I know and love tables, and have figured out how to do damn near anything with them. The future, though, isn't tables, but CSS positioning, and I'm trying my best to get myself switched over. However, there are still some issues that I just can't grasp my brain around, so I thought maybe somebody here could help.

First, here is what I'm basically trying to do:


First thing I did was create a div to make the basic structure. Set it to position: relative, and then use position: absolute to put the four corner images in their proper placed to create the rounded corners. Then, I have a background image with a repeat-y for the two-tone background.

Okay, so far so good. Here is where I start to not be sure how things could possibly work, and if I can do what I want to do.

Block A is no problem. Have a div with absolute positioning, and tell it where its top, right, and left should be. Block B, however, stumps me, because neither Block A nor Block B will have a set height content wise. Block A should usually be the same amount of content, but sometimes it'll have a title that may need to wrap to a second line.

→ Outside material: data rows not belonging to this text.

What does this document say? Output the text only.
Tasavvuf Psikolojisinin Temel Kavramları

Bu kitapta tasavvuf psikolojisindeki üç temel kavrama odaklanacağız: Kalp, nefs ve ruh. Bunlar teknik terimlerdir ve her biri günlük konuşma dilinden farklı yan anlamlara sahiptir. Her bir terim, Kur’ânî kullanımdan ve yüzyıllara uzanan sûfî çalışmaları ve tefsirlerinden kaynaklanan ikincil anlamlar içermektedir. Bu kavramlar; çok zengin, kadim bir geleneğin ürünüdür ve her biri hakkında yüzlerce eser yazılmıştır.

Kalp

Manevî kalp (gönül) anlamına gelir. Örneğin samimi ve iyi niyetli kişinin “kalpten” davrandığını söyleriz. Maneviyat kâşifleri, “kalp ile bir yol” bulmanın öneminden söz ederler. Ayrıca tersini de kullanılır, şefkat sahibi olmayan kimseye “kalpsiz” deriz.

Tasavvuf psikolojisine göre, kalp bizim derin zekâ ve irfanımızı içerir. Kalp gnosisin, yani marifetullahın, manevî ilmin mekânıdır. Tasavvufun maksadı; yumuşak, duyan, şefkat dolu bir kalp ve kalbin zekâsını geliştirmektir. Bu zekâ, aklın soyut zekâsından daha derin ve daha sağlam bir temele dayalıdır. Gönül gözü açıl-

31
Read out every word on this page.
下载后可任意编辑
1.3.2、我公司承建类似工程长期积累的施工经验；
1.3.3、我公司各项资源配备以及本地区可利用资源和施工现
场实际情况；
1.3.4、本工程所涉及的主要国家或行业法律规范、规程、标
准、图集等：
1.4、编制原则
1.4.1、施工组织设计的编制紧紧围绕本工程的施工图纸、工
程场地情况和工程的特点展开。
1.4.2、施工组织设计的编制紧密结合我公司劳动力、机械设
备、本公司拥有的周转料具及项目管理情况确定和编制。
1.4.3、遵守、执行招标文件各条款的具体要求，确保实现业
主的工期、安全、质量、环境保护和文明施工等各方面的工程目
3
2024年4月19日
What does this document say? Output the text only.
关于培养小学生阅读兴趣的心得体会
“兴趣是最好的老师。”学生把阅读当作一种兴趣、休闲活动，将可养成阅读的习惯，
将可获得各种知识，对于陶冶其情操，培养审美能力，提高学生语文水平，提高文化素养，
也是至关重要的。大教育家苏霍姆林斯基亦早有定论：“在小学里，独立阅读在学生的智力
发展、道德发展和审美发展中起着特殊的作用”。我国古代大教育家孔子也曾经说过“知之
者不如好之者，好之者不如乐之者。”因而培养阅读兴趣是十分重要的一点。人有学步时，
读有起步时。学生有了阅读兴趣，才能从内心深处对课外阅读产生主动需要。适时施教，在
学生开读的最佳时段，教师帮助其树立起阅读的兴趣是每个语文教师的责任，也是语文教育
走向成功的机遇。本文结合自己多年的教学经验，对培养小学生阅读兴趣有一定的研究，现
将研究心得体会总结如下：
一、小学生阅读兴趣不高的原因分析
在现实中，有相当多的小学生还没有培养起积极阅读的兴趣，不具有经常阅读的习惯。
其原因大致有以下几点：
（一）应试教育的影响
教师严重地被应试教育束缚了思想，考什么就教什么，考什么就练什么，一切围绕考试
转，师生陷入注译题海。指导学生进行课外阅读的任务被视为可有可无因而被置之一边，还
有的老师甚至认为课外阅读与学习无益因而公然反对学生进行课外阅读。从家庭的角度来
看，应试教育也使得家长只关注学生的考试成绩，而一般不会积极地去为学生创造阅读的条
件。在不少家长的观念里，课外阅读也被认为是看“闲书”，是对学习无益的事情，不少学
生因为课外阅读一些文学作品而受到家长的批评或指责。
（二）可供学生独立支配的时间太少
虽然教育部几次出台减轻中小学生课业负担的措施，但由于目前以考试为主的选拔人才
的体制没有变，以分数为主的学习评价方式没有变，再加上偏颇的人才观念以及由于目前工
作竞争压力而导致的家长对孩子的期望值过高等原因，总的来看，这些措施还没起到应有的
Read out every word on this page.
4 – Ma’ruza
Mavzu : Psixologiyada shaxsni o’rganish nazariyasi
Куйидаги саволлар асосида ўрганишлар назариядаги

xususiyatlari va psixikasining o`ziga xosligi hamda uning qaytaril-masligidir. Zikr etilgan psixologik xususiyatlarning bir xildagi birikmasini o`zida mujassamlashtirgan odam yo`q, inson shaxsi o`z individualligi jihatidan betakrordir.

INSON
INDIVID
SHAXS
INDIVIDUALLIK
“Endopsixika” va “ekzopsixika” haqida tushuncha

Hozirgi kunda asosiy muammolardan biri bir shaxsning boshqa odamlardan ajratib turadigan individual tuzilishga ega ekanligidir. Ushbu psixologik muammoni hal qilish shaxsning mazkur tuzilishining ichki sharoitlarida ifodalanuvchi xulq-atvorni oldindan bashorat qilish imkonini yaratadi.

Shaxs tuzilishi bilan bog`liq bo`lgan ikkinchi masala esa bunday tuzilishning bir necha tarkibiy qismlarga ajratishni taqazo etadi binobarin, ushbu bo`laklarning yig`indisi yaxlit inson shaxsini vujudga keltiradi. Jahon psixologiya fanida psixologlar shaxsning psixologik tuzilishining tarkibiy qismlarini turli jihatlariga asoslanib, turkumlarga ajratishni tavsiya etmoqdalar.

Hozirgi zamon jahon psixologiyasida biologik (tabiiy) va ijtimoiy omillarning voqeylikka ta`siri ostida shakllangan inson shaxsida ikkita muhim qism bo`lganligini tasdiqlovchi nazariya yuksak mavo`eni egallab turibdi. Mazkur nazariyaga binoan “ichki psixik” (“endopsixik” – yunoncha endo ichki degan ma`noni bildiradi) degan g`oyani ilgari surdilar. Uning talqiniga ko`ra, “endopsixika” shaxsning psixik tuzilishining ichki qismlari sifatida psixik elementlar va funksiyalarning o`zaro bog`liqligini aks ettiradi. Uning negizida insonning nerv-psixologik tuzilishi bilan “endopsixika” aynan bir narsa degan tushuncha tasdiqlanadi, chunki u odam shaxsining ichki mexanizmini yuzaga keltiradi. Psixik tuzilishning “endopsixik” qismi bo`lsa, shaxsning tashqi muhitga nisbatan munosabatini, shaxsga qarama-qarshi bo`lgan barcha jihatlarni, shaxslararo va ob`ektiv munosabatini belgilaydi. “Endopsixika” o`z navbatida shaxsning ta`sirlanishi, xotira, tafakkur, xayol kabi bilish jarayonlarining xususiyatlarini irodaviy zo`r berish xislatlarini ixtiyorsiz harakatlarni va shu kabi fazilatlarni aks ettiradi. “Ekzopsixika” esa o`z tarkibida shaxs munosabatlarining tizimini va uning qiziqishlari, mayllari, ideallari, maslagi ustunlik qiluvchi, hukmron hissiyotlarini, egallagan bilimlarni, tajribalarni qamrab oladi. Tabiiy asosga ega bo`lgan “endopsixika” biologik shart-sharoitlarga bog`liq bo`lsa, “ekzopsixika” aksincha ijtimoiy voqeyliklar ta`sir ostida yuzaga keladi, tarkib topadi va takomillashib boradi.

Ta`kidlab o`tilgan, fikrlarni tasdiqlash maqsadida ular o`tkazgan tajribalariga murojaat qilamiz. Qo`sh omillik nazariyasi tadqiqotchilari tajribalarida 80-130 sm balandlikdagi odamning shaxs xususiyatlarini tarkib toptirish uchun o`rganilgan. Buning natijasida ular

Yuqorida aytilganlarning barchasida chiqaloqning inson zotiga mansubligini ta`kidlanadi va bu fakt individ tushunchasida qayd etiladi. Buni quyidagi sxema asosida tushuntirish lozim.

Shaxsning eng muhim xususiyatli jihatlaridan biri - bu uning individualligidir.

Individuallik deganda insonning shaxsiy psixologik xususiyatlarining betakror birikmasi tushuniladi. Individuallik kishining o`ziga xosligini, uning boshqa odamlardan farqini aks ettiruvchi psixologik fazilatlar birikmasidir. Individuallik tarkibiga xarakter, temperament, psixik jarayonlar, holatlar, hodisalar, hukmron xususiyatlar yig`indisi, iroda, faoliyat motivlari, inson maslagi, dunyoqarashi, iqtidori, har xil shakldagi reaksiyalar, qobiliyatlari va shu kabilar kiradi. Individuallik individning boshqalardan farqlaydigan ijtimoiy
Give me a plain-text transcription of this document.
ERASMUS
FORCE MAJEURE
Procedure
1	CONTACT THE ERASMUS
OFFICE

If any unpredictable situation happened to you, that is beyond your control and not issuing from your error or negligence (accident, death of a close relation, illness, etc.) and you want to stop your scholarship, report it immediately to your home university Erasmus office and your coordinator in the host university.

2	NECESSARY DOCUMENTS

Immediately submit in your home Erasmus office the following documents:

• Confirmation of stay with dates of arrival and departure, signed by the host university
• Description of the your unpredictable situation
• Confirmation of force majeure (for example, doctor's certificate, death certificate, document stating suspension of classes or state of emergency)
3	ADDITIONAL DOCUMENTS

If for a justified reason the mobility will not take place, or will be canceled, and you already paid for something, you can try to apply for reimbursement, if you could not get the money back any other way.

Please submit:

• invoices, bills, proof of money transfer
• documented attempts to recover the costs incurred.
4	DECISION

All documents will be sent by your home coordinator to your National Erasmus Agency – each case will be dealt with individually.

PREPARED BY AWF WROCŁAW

What I'm basically trying to figure out is:

- Is there any way to position Block B in relation to where Block A ended? If all of this were a table, the cells would automatically work themselves out, height wise. But Block A is absolutely positioned, and I have no clue how to say, "Okay, Block A ended here, so now position Block B X pixels below that." I could give it its own absolute top positioning, but I'd like to know if there is a more adjustable way of doing it.

- The main div, the one that set all of this up, I can't fully understand if I can have its height adjust accordingly depending on the included blocks. This is one of the things I really haven't been able to understand yet about CSS. Again, with tables, they enlarge or shrink depending on their content. With CSS, and absolutely positioned divs, that doesn't seem to be the case, because everything is working in absolutes.

I really like CSS positioning, because you can be so precise with it, but as soon as heights and widths become variable, I start to lose understanding of how to do certain things.